Camden County Freeholder Blasts USDA’s Proposal To Cut SNAP Benefits

Camden County Freeholder Carmen Rodriguez Photo Credit: Camden County

CAMDEN, N.J. — Camden County Freeholder Carmen Rodriguez slammed the US Department of Agriculture’s (USDA) proposed rule to limit SNAP benefits calling it “yet another attempt to attack vulnerable Americans.”

“Most despicable of all, the proposal would immediately stop countless children from receiving free lunches in school, when we know that students who enter the classroom hungry are at an immediate disadvantage compared to their peers,” Rodriguez said in a statement.

Formerly known as Food Stamps, SNAP — Supplemental Nutrition Assistance Program — helps low-income families buy the groceries they need to eat a healthy diet.

Households that currently receive substantial, ongoing Temporary Assistance for Needy Families (TANF) funded benefits are automatically eligible for SNAP benefits.  The proposal will limit this automatic eligibility.

According to the USDA’s proposal, “the Food and Nutrition Act has clear parameters regarding the income and resource limits that SNAP households must meet, and categorical eligibility is intended to apply only when the conferring program has properly determined eligibility.

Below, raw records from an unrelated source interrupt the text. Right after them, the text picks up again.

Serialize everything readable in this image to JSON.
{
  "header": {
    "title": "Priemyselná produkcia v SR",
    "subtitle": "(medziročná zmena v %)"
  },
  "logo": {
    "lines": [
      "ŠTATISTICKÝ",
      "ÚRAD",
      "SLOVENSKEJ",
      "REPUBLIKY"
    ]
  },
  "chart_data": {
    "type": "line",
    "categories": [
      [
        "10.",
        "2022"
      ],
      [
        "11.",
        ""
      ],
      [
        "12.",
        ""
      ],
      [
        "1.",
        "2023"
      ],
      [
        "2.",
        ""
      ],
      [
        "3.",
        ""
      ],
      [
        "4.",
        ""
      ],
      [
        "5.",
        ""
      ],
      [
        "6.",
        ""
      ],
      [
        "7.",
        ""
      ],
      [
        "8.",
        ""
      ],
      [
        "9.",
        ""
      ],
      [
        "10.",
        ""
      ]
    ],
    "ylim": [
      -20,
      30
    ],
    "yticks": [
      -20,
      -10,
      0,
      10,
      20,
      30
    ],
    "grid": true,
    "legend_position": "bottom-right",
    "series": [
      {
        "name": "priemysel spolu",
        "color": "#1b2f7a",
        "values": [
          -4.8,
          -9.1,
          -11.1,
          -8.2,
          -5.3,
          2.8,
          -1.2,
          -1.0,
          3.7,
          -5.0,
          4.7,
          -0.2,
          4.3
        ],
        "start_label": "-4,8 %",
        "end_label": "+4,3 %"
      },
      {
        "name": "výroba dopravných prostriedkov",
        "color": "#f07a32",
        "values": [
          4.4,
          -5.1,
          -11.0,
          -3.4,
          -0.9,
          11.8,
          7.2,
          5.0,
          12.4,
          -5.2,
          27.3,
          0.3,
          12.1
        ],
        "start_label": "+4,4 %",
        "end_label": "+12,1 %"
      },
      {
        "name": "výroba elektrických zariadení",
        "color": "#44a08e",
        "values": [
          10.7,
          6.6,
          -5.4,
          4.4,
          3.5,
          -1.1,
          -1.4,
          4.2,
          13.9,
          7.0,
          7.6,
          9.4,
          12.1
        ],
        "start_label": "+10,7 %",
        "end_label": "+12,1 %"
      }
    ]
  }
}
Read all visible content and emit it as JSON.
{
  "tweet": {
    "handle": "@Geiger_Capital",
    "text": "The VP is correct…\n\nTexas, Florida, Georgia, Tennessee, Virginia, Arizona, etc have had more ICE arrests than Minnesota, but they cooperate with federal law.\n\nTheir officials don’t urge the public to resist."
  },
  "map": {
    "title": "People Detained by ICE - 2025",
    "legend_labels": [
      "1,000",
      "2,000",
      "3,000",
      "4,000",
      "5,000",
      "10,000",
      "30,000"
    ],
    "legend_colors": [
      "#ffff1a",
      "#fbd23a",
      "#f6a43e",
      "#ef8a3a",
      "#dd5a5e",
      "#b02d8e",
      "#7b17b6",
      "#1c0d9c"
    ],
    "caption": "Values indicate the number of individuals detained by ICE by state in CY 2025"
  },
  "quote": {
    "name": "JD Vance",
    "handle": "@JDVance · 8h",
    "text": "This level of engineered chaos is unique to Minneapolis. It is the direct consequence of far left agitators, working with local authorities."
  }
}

Extending categorical eligibility to participants who have not been screened for eligibility compromises program integrity and reduces public confidence that benefits are being provided to eligible households.”

Rodriguez sees the “categorical eligibility” as giving states more flexibility.

“The ‘categorical eligibility’ program, which the administration is planning to eliminate, allows states to adjust the requirements for SNAP so that families who are already eligible for certain other forms of support (such as TANF) are immediately eligible for nutritional support as well,” she said.

Rodriguez is concerned that an abrupt stop to nutrition benefits would adversely affect the nearly 29,000 recipients in Camden County as well as millions of low-income households across the country.

“Eliminating this technical, but critical, part of the program would mean suddenly stopping SNAP assistance to approximately three million Americans, including here in Camden County,” Rodriguez said.  “By the administration’s estimate, 80 percent of these individuals would lose their benefits solely on the grounds that they have generated personal savings and therefore fail the ‘asset test’ waived by nearly all states that utilize categorical eligibility.”

Rodriguez said that the Freeholder Board is “committed to protecting society’s most vulnerable citizens, which includes children and individuals with low incomes.”

“If the [Trump] administration has any interest at all in that goal, it must abandon this misguided and destructive position,” she said.